As operators seek to design higher-capacity facilities, separation vessels have grown in size and weight. During early field life, these vessels are expected to handle peak production rates, and in late life the same vessels are also expected to handle large volumes of solids and water. A pair of process engineering experts argued that these expectations have led design engineers and equipment manufacturers to produce increasingly expensive vessels and associated instrumentation without examining the consequences on full life cycle operations.

In a presentation held by the SPE Separations Technology Technical Section, Bryan Arciero and Graeme Smith discussed the unforeseen consequences of increased separator size, as well as operating adjustments that can maximize separator performance throughout the life of a field. Arciero is an operations process engineer at Murphy Oil, and Smith is a process engineering consultant.

Arciero and Smith each argued that vessel oversizing generally has a negative impact on performance. Arciero said it can lead to higher residence times. Assuming a constant flow rate, a large vessel requires more time for fluids to separate. Increasing the vessel size also increases the capacity for flow rates, which creates a larger void space for solids accumulation. While operators can install equipment to handle the accumulated solids, Arciero said this action delays the inevitable.

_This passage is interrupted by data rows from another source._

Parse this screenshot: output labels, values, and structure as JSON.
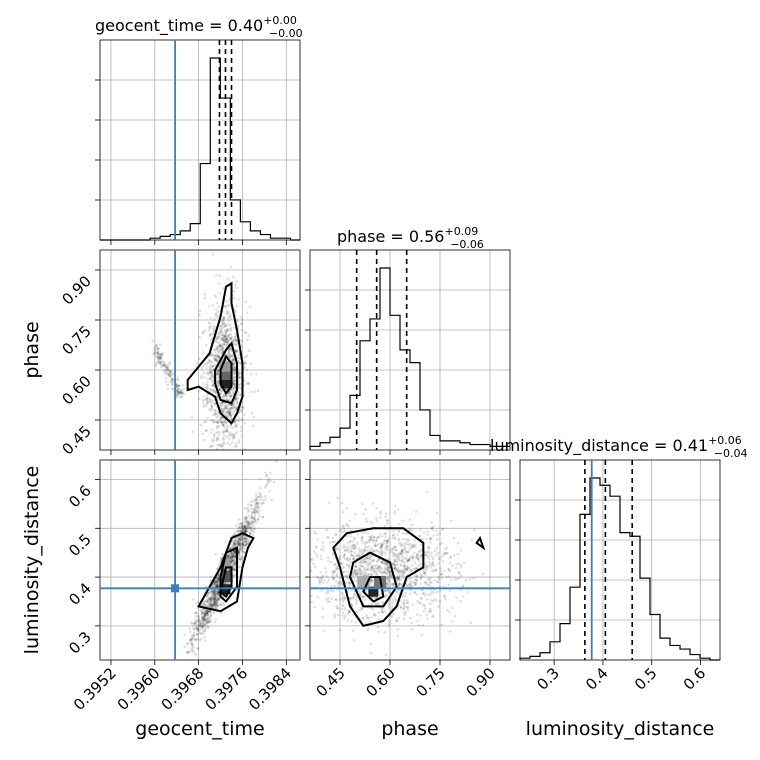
{
  "chart_data": {
    "type": "corner",
    "parameters": [
      "geocent_time",
      "phase",
      "luminosity_distance"
    ],
    "truth_color": "#3b7fc0",
    "titles": [
      {
        "param": "geocent_time",
        "value": "0.40",
        "plus": "+0.00",
        "minus": "−0.00"
      },
      {
        "param": "phase",
        "value": "0.56",
        "plus": "+0.09",
        "minus": "−0.06"
      },
      {
        "param": "luminosity_distance",
        "value": "0.41",
        "plus": "+0.06",
        "minus": "−0.04"
      }
    ],
    "axis_labels": {
      "x": [
        "geocent_time",
        "phase",
        "luminosity_distance"
      ],
      "y": [
        "phase",
        "luminosity_distance"
      ]
    },
    "ticks": {
      "geocent_time": [
        "0.3952",
        "0.3960",
        "0.3968",
        "0.3976",
        "0.3984"
      ],
      "phase": [
        "0.45",
        "0.60",
        "0.75",
        "0.90"
      ],
      "luminosity_distance": [
        "0.3",
        "0.4",
        "0.5",
        "0.6"
      ],
      "luminosity_distance_y": [
        "0.3",
        "0.4",
        "0.5",
        "0.6"
      ],
      "phase_y": [
        "0.45",
        "0.60",
        "0.75",
        "0.90"
      ]
    },
    "ranges": {
      "geocent_time": [
        0.395,
        0.39865
      ],
      "phase": [
        0.36,
        0.96
      ],
      "luminosity_distance": [
        0.23,
        0.64
      ]
    },
    "truths": {
      "geocent_time": 0.39637,
      "phase": null,
      "luminosity_distance": 0.377
    },
    "quantiles": {
      "geocent_time": [
        0.39718,
        0.39729,
        0.3974
      ],
      "phase": [
        0.5,
        0.56,
        0.65
      ],
      "luminosity_distance": [
        0.363,
        0.405,
        0.46
      ]
    },
    "hist_geocent_time": {
      "edges_start": 0.395,
      "bin_width": 0.000183,
      "counts": [
        0,
        0,
        0,
        0,
        0,
        1,
        2,
        3,
        5,
        9,
        42,
        100,
        78,
        22,
        10,
        5,
        3,
        1,
        1,
        0
      ]
    },
    "hist_phase": {
      "edges_start": 0.36,
      "bin_width": 0.03,
      "counts": [
        2,
        4,
        7,
        12,
        30,
        60,
        72,
        100,
        74,
        55,
        48,
        22,
        8,
        5,
        5,
        4,
        3,
        3,
        2,
        2
      ]
    },
    "hist_luminosity_distance": {
      "edges_start": 0.23,
      "bin_width": 0.0205,
      "counts": [
        1,
        2,
        4,
        10,
        20,
        40,
        80,
        100,
        96,
        90,
        70,
        68,
        45,
        25,
        12,
        8,
        6,
        3,
        1,
        0
      ]
    }
  }
}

“We can put in solids handling equipment, but you’ve got to be careful about that because when you allow for a larger void space, that means you’re kicking the can on cleaning out vessels. You can allow solids to continue to accumulate,” he said.

Increasing the size of a vessel increases its weight and footprint. While this increases the effective volume, Arciero said it can also have a significant effect downstream.

Smith outlined several steps operators can take to optimize the performance of a vessel without increasing its size, starting with inlet piping. He said that the pipe size and its configuration are critical to designing a properly sized vessel, and that it is also important to ensure that a separator has the necessary straight length of piping upstream of the vessel to avoid maldistribution through the inlet device.

“We really need to emphasize [inlet piping] early in project design so that we get the right layout, we can put in the right straight lengths, and optimize that separation performance,” Smith said. “That’s often something that’s left until the end, and then the pipers will try to make it work, but we need to give it a higher priority earlier in the design of the facility.”

Distribution equipment must be tailored to suit the fluid characteristics; Smith said that a perforated baffle, for example, is suitable for clean fluids with minimal solids. With that in mind, it is important to understand a vessel’s hold size and the percentage of open area available based on fluid characteristics, as well as the likelihood of sticky solid entrapment. Smith also suggested that operators consider the entire operating history of a vessel with incorporating a weir in to the design. Oftentimes, he said, the weir height is designed to handle maximum production, but it is unnecessary in the early stages of a facility when the water cut levels are low. He said an adjustable weir may be optimal. Controlling level instrumentation upstream of the weir would also determine oil quality and water quality.

“In some instances, we have a tendency to put the level instrumentation toward the center of the vessel,” Smith said. “If we have emulsion pads, if we have other internals around like coalescing packs, the level profile can actually change throughout the vessel. Differential pressure induced by the baffle pipes can also impact that level distribution. So, we need to ensure that we have the right level instrumentation across the right ranges to really optimize the performance of the separator.”

Smith said that one of the more fundamental issues in maintaining the capacity of the vessel is solids removal. Along with production chemistry and the production profile, he said poor solids handling is one of the root causes of debottlenecking.

“Keeping that vessel clean will make a huge difference in being able to utilize the size of that vessel. Making the vessel larger in size to compensate without the right solids removal system will leave you with a larger vessel that’s filled up,” Smith said.